The VTA is the primary site of action of opioids in mediating their euphoric and rewarding effects (Bozarth and Wise, 1981) and so the regulation of MORs in this brain region would be expected to affect tolerance to those properties of opioid drugs. One advantage in examining the difference between presynaptic and postsynaptic MOR desensitization in the VTA is that it is possible to record MOR responses from GABAergic cell bodies as well as from GABAergic nerve terminals. Whereas the postsynaptic MOR responses are necessarily from a single neuron, the presynaptic MOR responses are from numerous GABAergic nerve terminals including GABAergic interneurons as well as afferents from the nucleus accumbens and the rostromedial tegmental nucleus (Jalabert et al., 2011; Matsui and Williams, 2011; Xia et al., 2011). Nonetheless, the finding that DAMGO caused robust, rapid desensitization of somatodendritic MORs in GABAergic neurons but not of MORs located on GABAergic nerve terminals, coupled with a similar finding in POMC neurons (Pennock et al., 2012) suggests compartment-selective regulation of MORs, even within the same neuron, meaning that signalling via presynaptic MORs is much more prolonged than through postsynaptic MORs, at least when high-efficacy agonists are activating the receptor.

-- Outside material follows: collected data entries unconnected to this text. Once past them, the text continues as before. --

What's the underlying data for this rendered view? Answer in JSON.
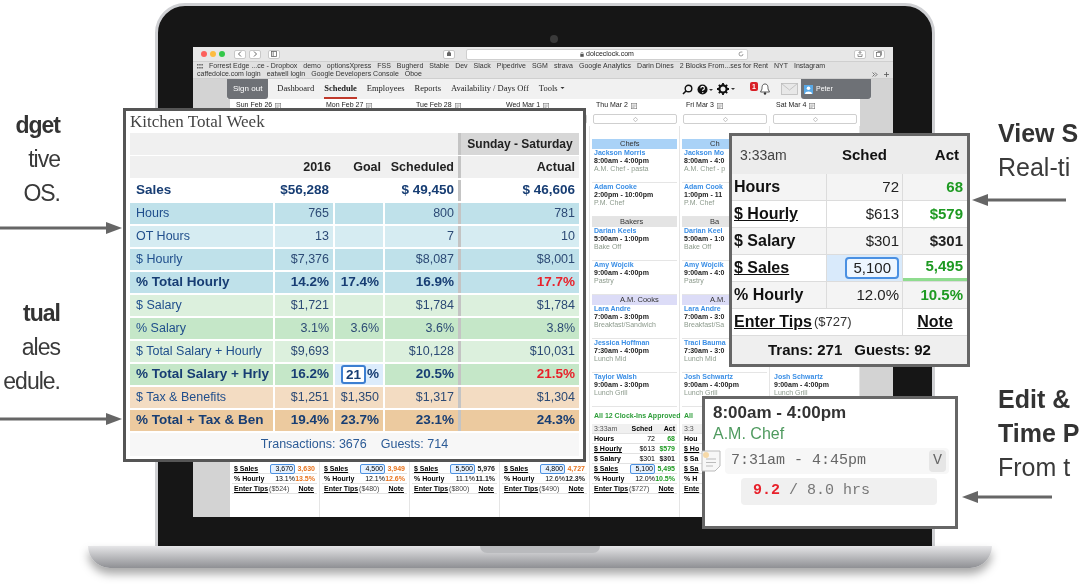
{
  "left_callouts": [
    {
      "lines": [
        {
          "text": "dget",
          "bold": true
        },
        {
          "text": "tive",
          "bold": false
        },
        {
          "text": "OS.",
          "bold": false
        }
      ]
    },
    {
      "lines": [
        {
          "text": "tual",
          "bold": true
        },
        {
          "text": "ales",
          "bold": false
        },
        {
          "text": "edule.",
          "bold": false
        }
      ]
    }
  ],
  "right_callouts": [
    {
      "lines": [
        {
          "text": "View S",
          "bold": true
        },
        {
          "text": "Real-ti",
          "bold": false
        }
      ]
    },
    {
      "lines": [
        {
          "text": "Edit &",
          "bold": true
        },
        {
          "text": "Time P",
          "bold": true
        },
        {
          "text": "From t",
          "bold": false
        }
      ]
    }
  ],
  "browser": {
    "url": "dolceclock.com",
    "bookmarks": [
      "Forrest Edge ...ce - Dropbox",
      "demo",
      "optionsXpress",
      "FSS",
      "Bugherd",
      "Stable",
      "Dev",
      "Slack",
      "Pipedrive",
      "SGM",
      "strava",
      "Google Analytics",
      "Darin Dines",
      "2 Blocks From...ses for Rent",
      "NYT",
      "Instagram",
      "caffedolce.com login",
      "eatwell login",
      "Google Developers Console",
      "Oboe"
    ]
  },
  "nav": {
    "sign_out": "Sign out",
    "links": [
      {
        "label": "Dashboard",
        "selected": false,
        "menu": false
      },
      {
        "label": "Schedule",
        "selected": true,
        "menu": false
      },
      {
        "label": "Employees",
        "selected": false,
        "menu": false
      },
      {
        "label": "Reports",
        "selected": false,
        "menu": false
      },
      {
        "label": "Availability / Days Off",
        "selected": false,
        "menu": false
      },
      {
        "label": "Tools",
        "selected": false,
        "menu": true
      }
    ],
    "alerts": "1",
    "user": "Peter"
  },
  "columns": [
    {
      "day": "Sun Feb 26",
      "summary": [
        {
          "kind": "value",
          "label": "$ Sales",
          "link": true,
          "sched": "3,670",
          "input": true,
          "act": "3,630",
          "warning": true,
          "positive": false
        },
        {
          "kind": "value",
          "label": "% Hourly",
          "link": false,
          "sched": "13.1%",
          "input": false,
          "act": "13.5%",
          "warning": true,
          "positive": false
        },
        {
          "kind": "tips",
          "label": "Enter Tips",
          "amount": "($524)",
          "note": "Note"
        }
      ]
    },
    {
      "day": "Mon Feb 27",
      "summary": [
        {
          "kind": "value",
          "label": "$ Sales",
          "link": true,
          "sched": "4,500",
          "input": true,
          "act": "3,949",
          "warning": true,
          "positive": false
        },
        {
          "kind": "value",
          "label": "% Hourly",
          "link": false,
          "sched": "12.1%",
          "input": false,
          "act": "12.6%",
          "warning": true,
          "positive": false
        },
        {
          "kind": "tips",
          "label": "Enter Tips",
          "amount": "($480)",
          "note": "Note"
        }
      ]
    },
    {
      "day": "Tue Feb 28",
      "summary": [
        {
          "kind": "value",
          "label": "$ Sales",
          "link": true,
          "sched": "5,500",
          "input": true,
          "act": "5,976",
          "warning": false,
          "positive": false
        },
        {
          "kind": "value",
          "label": "% Hourly",
          "link": false,
          "sched": "11.1%",
          "input": false,
          "act": "11.1%",
          "warning": false,
          "positive": false
        },
        {
          "kind": "tips",
          "label": "Enter Tips",
          "amount": "($800)",
          "note": "Note"
        }
      ]
    },
    {
      "day": "Wed Mar 1",
      "summary": [
        {
          "kind": "value",
          "label": "$ Sales",
          "link": true,
          "sched": "4,800",
          "input": true,
          "act": "4,727",
          "warning": true,
          "positive": false
        },
        {
          "kind": "value",
          "label": "% Hourly",
          "link": false,
          "sched": "12.6%",
          "input": false,
          "act": "12.3%",
          "warning": false,
          "positive": false
        },
        {
          "kind": "tips",
          "label": "Enter Tips",
          "amount": "($490)",
          "note": "Note"
        }
      ]
    },
    {
      "day": "Thu Mar 2",
      "sections": [
        {
          "title": "Chefs",
          "color": "#a9d2f7",
          "shifts": [
            {
              "name": "Jackson Morris",
              "time": "8:00am - 4:00pm",
              "role": "A.M. Chef - pasta"
            },
            {
              "name": "Adam Cooke",
              "time": "2:00pm - 10:00pm",
              "role": "P.M. Chef"
            }
          ]
        },
        {
          "title": "Bakers",
          "color": "#e4e4e4",
          "shifts": [
            {
              "name": "Darian Keels",
              "time": "5:00am - 1:00pm",
              "role": "Bake Off"
            },
            {
              "name": "Amy Wojcik",
              "time": "9:00am - 4:00pm",
              "role": "Pastry"
            }
          ]
        },
        {
          "title": "A.M. Cooks",
          "color": "#dcdcf7",
          "shifts": [
            {
              "name": "Lara Andre",
              "time": "7:00am - 3:00pm",
              "role": "Breakfast/Sandwich"
            },
            {
              "name": "Jessica Hoffman",
              "time": "7:30am - 4:00pm",
              "role": "Lunch Mid"
            },
            {
              "name": "Taylor Walsh",
              "time": "9:00am - 3:00pm",
              "role": "Lunch Grill"
            }
          ]
        }
      ],
      "clock_note": "All 12 Clock-Ins Approved",
      "summary": [
        {
          "kind": "header",
          "label": "3:33am",
          "sched": "Sched",
          "act": "Act"
        },
        {
          "kind": "value",
          "label": "Hours",
          "link": false,
          "sched": "72",
          "input": false,
          "act": "68",
          "warning": false,
          "positive": true
        },
        {
          "kind": "value",
          "label": "$ Hourly",
          "link": true,
          "sched": "$613",
          "input": false,
          "act": "$579",
          "warning": false,
          "positive": true
        },
        {
          "kind": "value",
          "label": "$ Salary",
          "link": false,
          "sched": "$301",
          "input": false,
          "act": "$301",
          "warning": false,
          "positive": false
        },
        {
          "kind": "value",
          "label": "$ Sales",
          "link": true,
          "sched": "5,100",
          "input": true,
          "act": "5,495",
          "warning": false,
          "positive": true
        },
        {
          "kind": "value",
          "label": "% Hourly",
          "link": false,
          "sched": "12.0%",
          "input": false,
          "act": "10.5%",
          "warning": false,
          "positive": true
        },
        {
          "kind": "tips",
          "label": "Enter Tips",
          "amount": "($727)",
          "note": "Note"
        }
      ]
    },
    {
      "day": "Fri Mar 3",
      "sections": [
        {
          "title": "Ch",
          "color": "#a9d2f7",
          "shifts": [
            {
              "name": "Jackson Mo",
              "time": "8:00am - 4:0",
              "role": "A.M. Chef - p"
            },
            {
              "name": "Adam Cook",
              "time": "1:00pm - 11",
              "role": "P.M. Chef"
            }
          ]
        },
        {
          "title": "Ba",
          "color": "#e4e4e4",
          "shifts": [
            {
              "name": "Darian Keel",
              "time": "5:00am - 1:0",
              "role": "Bake Off"
            },
            {
              "name": "Amy Wojcik",
              "time": "9:00am - 4:0",
              "role": "Pastry"
            }
          ]
        },
        {
          "title": "A.M.",
          "color": "#dcdcf7",
          "shifts": [
            {
              "name": "Lara Andre",
              "time": "7:00am - 3:0",
              "role": "Breakfast/Sa"
            },
            {
              "name": "Traci Bauma",
              "time": "7:30am - 3:0",
              "role": "Lunch Mid"
            },
            {
              "name": "Josh Schwartz",
              "time": "9:00am - 4:00pm",
              "role": "Lunch Grill"
            }
          ]
        }
      ],
      "clock_note": "All",
      "summary": [
        {
          "kind": "header",
          "label": "3:3"
        },
        {
          "kind": "value",
          "label": "Hou",
          "link": false
        },
        {
          "kind": "value",
          "label": "$ Ho",
          "link": true
        },
        {
          "kind": "value",
          "label": "$ Sa",
          "link": false
        },
        {
          "kind": "value",
          "label": "$ Sa",
          "link": true
        },
        {
          "kind": "value",
          "label": "% H",
          "link": false
        },
        {
          "kind": "tips",
          "label": "Ente"
        }
      ]
    },
    {
      "day": "Sat Mar 4",
      "sections": [
        {
          "shifts": [
            {
              "name": "Josh Schwartz",
              "time": "9:00am - 4:00pm",
              "role": "Lunch Grill"
            }
          ]
        }
      ]
    }
  ],
  "kitchen_panel": {
    "title": "Kitchen Total Week",
    "range": "Sunday - Saturday",
    "columns": [
      "2016",
      "Goal",
      "Scheduled",
      "Actual"
    ],
    "rows": [
      {
        "label": "Sales",
        "color": "#ffffff",
        "emphasis": true,
        "prior": "$56,288",
        "scheduled": "$ 49,450",
        "actual": "$ 46,606",
        "alert": false,
        "goal_editable": false
      },
      {
        "label": "Hours",
        "color": "#bfe1ea",
        "emphasis": false,
        "prior": "765",
        "scheduled": "800",
        "actual": "781",
        "alert": false,
        "goal_editable": false
      },
      {
        "label": "OT Hours",
        "color": "#d6ecf2",
        "emphasis": false,
        "prior": "13",
        "scheduled": "7",
        "actual": "10",
        "alert": false,
        "goal_editable": false
      },
      {
        "label": "$ Hourly",
        "color": "#bfe1ea",
        "emphasis": false,
        "prior": "$7,376",
        "scheduled": "$8,087",
        "actual": "$8,001",
        "alert": false,
        "goal_editable": false
      },
      {
        "label": "% Total Hourly",
        "color": "#bfe1ea",
        "emphasis": true,
        "prior": "14.2%",
        "goal": "17.4%",
        "scheduled": "16.9%",
        "actual": "17.7%",
        "alert": true,
        "goal_editable": false
      },
      {
        "label": "$ Salary",
        "color": "#dcf0dd",
        "emphasis": false,
        "prior": "$1,721",
        "scheduled": "$1,784",
        "actual": "$1,784",
        "alert": false,
        "goal_editable": false
      },
      {
        "label": "% Salary",
        "color": "#c5e7c8",
        "emphasis": false,
        "prior": "3.1%",
        "goal": "3.6%",
        "scheduled": "3.6%",
        "actual": "3.8%",
        "alert": false,
        "goal_editable": false
      },
      {
        "label": "$ Total Salary + Hourly",
        "color": "#dcf0dd",
        "emphasis": false,
        "prior": "$9,693",
        "scheduled": "$10,128",
        "actual": "$10,031",
        "alert": false,
        "goal_editable": false
      },
      {
        "label": "% Total Salary + Hrly",
        "color": "#c5e7c8",
        "emphasis": true,
        "prior": "16.2%",
        "goal": "21",
        "goal_suffix": "%",
        "scheduled": "20.5%",
        "actual": "21.5%",
        "alert": true,
        "goal_editable": true
      },
      {
        "label": "$ Tax & Benefits",
        "color": "#f3dcc2",
        "emphasis": false,
        "prior": "$1,251",
        "goal": "$1,350",
        "scheduled": "$1,317",
        "actual": "$1,304",
        "alert": false,
        "goal_editable": false
      },
      {
        "label": "% Total + Tax & Ben",
        "color": "#ecca9f",
        "emphasis": true,
        "prior": "19.4%",
        "goal": "23.7%",
        "scheduled": "23.1%",
        "actual": "24.3%",
        "alert": false,
        "goal_editable": false
      }
    ],
    "footer": [
      "Transactions: 3676",
      "Guests: 714"
    ]
  },
  "live_panel": {
    "time": "3:33am",
    "columns": [
      "Sched",
      "Act"
    ],
    "rows": [
      {
        "label": "Hours",
        "link": false,
        "sched": "72",
        "input": false,
        "act": "68",
        "color": "#1e9a22"
      },
      {
        "label": "$ Hourly",
        "link": true,
        "sched": "$613",
        "input": false,
        "act": "$579",
        "color": "#1e9a22"
      },
      {
        "label": "$ Salary",
        "link": false,
        "sched": "$301",
        "input": false,
        "act": "$301",
        "color": "#222222"
      },
      {
        "label": "$ Sales",
        "link": true,
        "sched": "5,100",
        "input": true,
        "act": "5,495",
        "color": "#1e9a22"
      },
      {
        "label": "% Hourly",
        "link": false,
        "sched": "12.0%",
        "input": false,
        "act": "10.5%",
        "color": "#1e9a22"
      }
    ],
    "tips": {
      "label": "Enter Tips",
      "amount": "($727)",
      "note": "Note"
    },
    "footer": [
      "Trans: 271",
      "Guests: 92"
    ]
  },
  "punch_panel": {
    "shift": "8:00am - 4:00pm",
    "role": "A.M. Chef",
    "punch": "7:31am - 4:45pm",
    "verify": "V",
    "actual_hours": "9.2",
    "over": true,
    "scheduled_hours": "/ 8.0 hrs"
  }
}
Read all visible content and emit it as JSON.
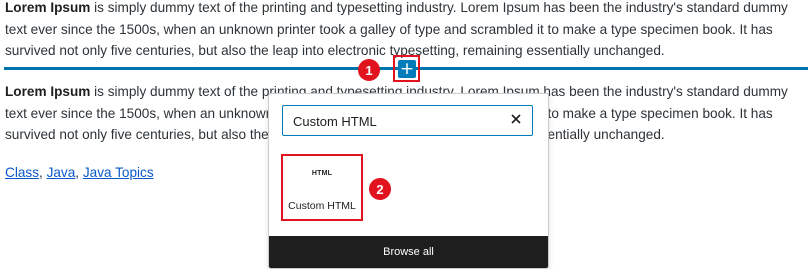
{
  "paragraph1": {
    "bold": "Lorem Ipsum",
    "text": " is simply dummy text of the printing and typesetting industry. Lorem Ipsum has been the industry's standard dummy text ever since the 1500s, when an unknown printer took a galley of type and scrambled it to make a type specimen book. It has survived not only five centuries, but also the leap into electronic typesetting, remaining essentially unchanged."
  },
  "paragraph2": {
    "bold": "Lorem Ipsum",
    "text": " is simply dummy text of the printing and typesetting industry. Lorem Ipsum has been the industry's standard dummy text ever since the 1500s, when an unknown printer took a galley of type and scrambled it to make a type specimen book. It has survived not only five centuries, but also the leap into electronic typesetting, remaining essentially unchanged."
  },
  "inserter": {
    "plus_label": "+"
  },
  "annotations": {
    "badge1": "1",
    "badge2": "2",
    "highlight_color": "#e0131f"
  },
  "links": [
    {
      "label": "Class",
      "sep": ", "
    },
    {
      "label": "Java",
      "sep": ", "
    },
    {
      "label": "Java Topics",
      "sep": ""
    }
  ],
  "popover": {
    "search_value": "Custom HTML",
    "block": {
      "icon_text": "HTML",
      "label": "Custom HTML"
    },
    "browse_all": "Browse all"
  },
  "colors": {
    "accent": "#007cba",
    "link": "#0a58ca",
    "browse_bg": "#1e1e1e"
  }
}
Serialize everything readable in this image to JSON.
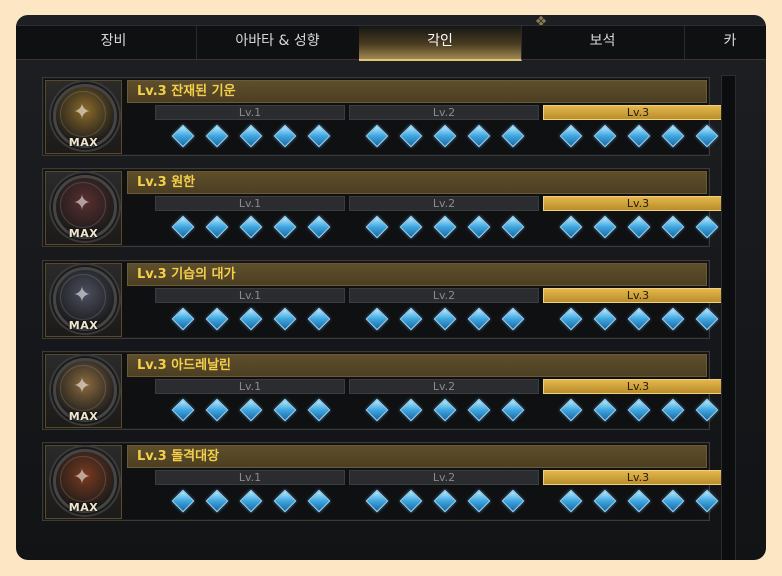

In vivo studies have demonstrated the functional importance of nerve terminal MORs by inhibiting GIRK signalling, the predominant signalling mechanism of postsynaptic MORs (Vaughan et al., 1997). When GIRK signalling was eliminated either with tertiapin or gene-knockout, a significant functional effect of MOR agonists remained (Mitrovic et al., 2003; Marker et al., 2004; Nakamura et al., 2013). Therefore, the processes and mechanisms of MOR desensitization at nerve terminals would be expected to play a critical role in the in vivo functional properties of opioid agonists during both short- and long-term agonist treatments. The data reported here suggest that it is not appropriate to extrapolate findings from desensitization of somatodendritic MORs to those located at nerve terminals and that nerve terminal receptors are regulated quite differently.